Readers in Council,
The Japan Times,
5-4, Shibaura 4-chome,
Minato-ku, Tokyo 108-0023
The line that really jumped out at me from the Wednesday, April 16, 2014 Japan Times story “Population off a third year; 25% are elderly” was that “Any suggestion of opening its borders to young workers who could help plug the population gap provokes strong reactions among the public.” Oh, really? It sounds like a dubious assertion to me, on a par with all the other dubious canards spewed out by the government to justify itself.
It is easy to become confused and to distrust analyses of Japan’s aging and shrinking population. First of all, it’s neither news nor unexpected. Second, it is easy to forecast diametrically opposite outcomes of the situation: long-term burdens modified by short-term gains. The question is, which will prevail, the gains or the burdens?
I am always thinking about revenue stream. The aging population means more elderly expenditure, and the population decline affected by the low birth rate outpaced by the elderly death rate means a drying up revenue stream. Every day there are fewer and fewer people to pay monies to the government to satisfy the government’s obligations and ambitions. I think that speaks against courting big projects like World Cups and Olympic Games.
Isn’t there a short-term financial windfall? While income tax, pension and health insurance revenue are decreasing with shrinking numbers, the release of the deceased elderly’s lifetime savings and other assets coupled with the collection of death/inheritance taxes means a significant simultaneous infusion of revenue into the economy and government accounting books. While the aging population is currently driving up medical, long-term care, social pension and welfare costs those higher expenditures will not be perpetual. We will be over the Baby Boomer hump one day. We will reach the end of the arc of rising financial burdens and shrinking workforce and the population will eventually stabilize at a lower level. Then everything will be fine. No? In the meantime, Japan will muddle through with longsuffering perseverance the way it always does. It’s a muddling country.

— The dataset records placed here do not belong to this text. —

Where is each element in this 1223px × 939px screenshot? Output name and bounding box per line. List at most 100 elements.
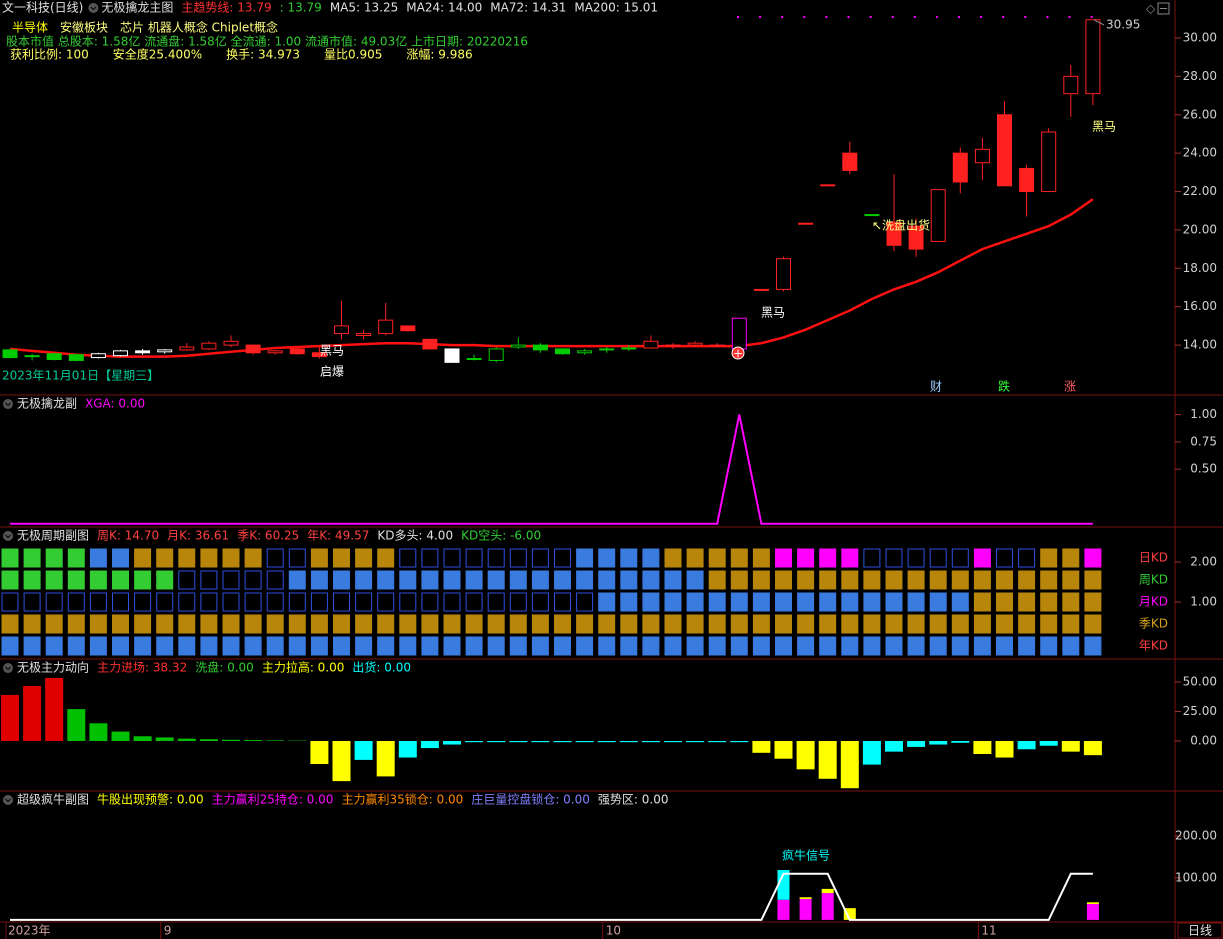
kd-cell — [288, 592, 306, 612]
window-icon[interactable]: ◇ — [1146, 2, 1156, 16]
kd-cell — [200, 570, 218, 590]
kd-cell — [951, 570, 969, 590]
kd-cell — [752, 614, 770, 634]
kd-cell — [708, 570, 726, 590]
candle-body — [842, 152, 858, 171]
kd-cell — [67, 548, 85, 568]
annotation: 黑马 — [320, 344, 344, 358]
header-text: 涨幅: 9.986 — [406, 47, 472, 62]
signal-dot — [913, 16, 916, 18]
header-text: 无极周期副图 — [17, 529, 89, 543]
signal-dot — [1002, 16, 1005, 18]
kd-cell — [421, 592, 439, 612]
kd-cell — [156, 636, 174, 656]
candle-body — [753, 288, 769, 291]
signal-dot — [737, 16, 739, 18]
candle-body — [643, 340, 659, 349]
kd-cell — [797, 570, 815, 590]
bar — [1017, 740, 1036, 750]
kd-cell — [863, 614, 881, 634]
kd-cell — [554, 592, 571, 612]
kd-cell — [443, 570, 461, 590]
header-text: 季K: 60.25 — [237, 529, 299, 543]
bar — [509, 740, 528, 743]
x-tick-label: 9 — [164, 924, 172, 938]
kd-cell — [465, 636, 483, 656]
window-button[interactable] — [1157, 2, 1170, 15]
kd-cell — [642, 570, 660, 590]
header-text: 主力赢利25持仓: 0.00 — [212, 792, 334, 807]
y-tick-label: 18.00 — [1183, 261, 1217, 275]
annotation: 疯牛信号 — [782, 848, 830, 863]
kd-cell — [598, 570, 616, 590]
candle-body — [974, 148, 990, 164]
header-text: 主力赢利35锁仓: 0.00 — [341, 792, 463, 807]
candle-body — [577, 350, 593, 354]
kd-cell — [1062, 636, 1080, 656]
kd-cell — [797, 548, 815, 568]
signal-dot — [781, 16, 784, 18]
bar — [664, 740, 682, 743]
kd-cell — [1084, 636, 1102, 656]
row-label: 日KD — [1139, 551, 1168, 565]
panel-icon-arrow — [90, 6, 97, 11]
kd-cell — [929, 614, 947, 634]
kd-cell — [421, 570, 439, 590]
kd-cell — [266, 570, 284, 590]
header-text: 无极擒龙主图 — [101, 0, 173, 15]
candle-body — [400, 325, 416, 332]
kd-cell — [200, 592, 218, 612]
stacked-bar — [777, 870, 790, 900]
kd-cell — [819, 548, 837, 568]
bar — [310, 740, 329, 765]
kd-cell — [509, 636, 527, 656]
kd-cell — [1, 636, 19, 656]
kd-cell — [841, 636, 859, 656]
header-text: 无极擒龙副 — [17, 396, 77, 411]
bar — [155, 737, 174, 741]
annotation: ↖洗盘出货 — [872, 218, 930, 233]
kd-cell — [355, 570, 373, 590]
kd-cell — [1084, 614, 1102, 634]
kd-cell — [598, 614, 616, 634]
kd-cell — [1018, 592, 1036, 612]
kd-cell — [310, 592, 328, 612]
kd-cell — [554, 614, 571, 634]
bar — [67, 709, 86, 741]
kd-cell — [178, 548, 196, 568]
bar — [641, 740, 660, 743]
kd-cell — [1040, 592, 1058, 612]
row-label: 季KD — [1139, 617, 1168, 631]
signal-dot — [759, 16, 762, 18]
kd-cell — [973, 614, 991, 634]
candle-body — [68, 354, 84, 361]
candle-body — [223, 340, 239, 346]
stacked-bar — [1086, 903, 1099, 920]
kd-cell — [443, 592, 461, 612]
signal-dot — [935, 16, 938, 18]
header-text: 量比0.905 — [324, 48, 382, 62]
kd-cell — [620, 570, 638, 590]
kd-cell — [576, 636, 594, 656]
panel-icon-arrow — [5, 798, 11, 803]
kd-cell — [89, 592, 107, 612]
header-text: 出货: 0.00 — [352, 660, 411, 675]
kd-cell — [885, 570, 903, 590]
kd-cell — [752, 570, 770, 590]
kd-cell — [620, 636, 638, 656]
y-tick-label: 25.00 — [1183, 704, 1217, 718]
y-tick-label: 22.00 — [1183, 184, 1217, 198]
kd-cell — [819, 592, 837, 612]
kd-cell — [642, 592, 660, 612]
kd-cell — [112, 570, 129, 590]
kd-cell — [399, 570, 417, 590]
y-tick-label: 2.00 — [1190, 555, 1217, 569]
kd-cell — [244, 614, 262, 634]
y-tick-label: 0.50 — [1190, 462, 1217, 476]
kd-cell — [45, 548, 63, 568]
kd-cell — [554, 570, 571, 590]
bar — [907, 740, 926, 747]
header-text: 周K: 14.70 — [97, 529, 159, 543]
kd-cell — [1062, 614, 1080, 634]
kd-cell — [907, 614, 925, 634]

Published on Thursday, April 24, 2014 as “Muddling past the boomer bump.”
Of course, industry and government’s bumbling-fumbling handling of the Fukushima nuclear power plant/radiation crisis is a textbook example of the Japanese habit of muddling through. In that situation, like the population situation, there is no plan. They don’t know what they’re doing. They’re making it up as they go along. That’s how Japan is. I think there's a name for it in Japanese.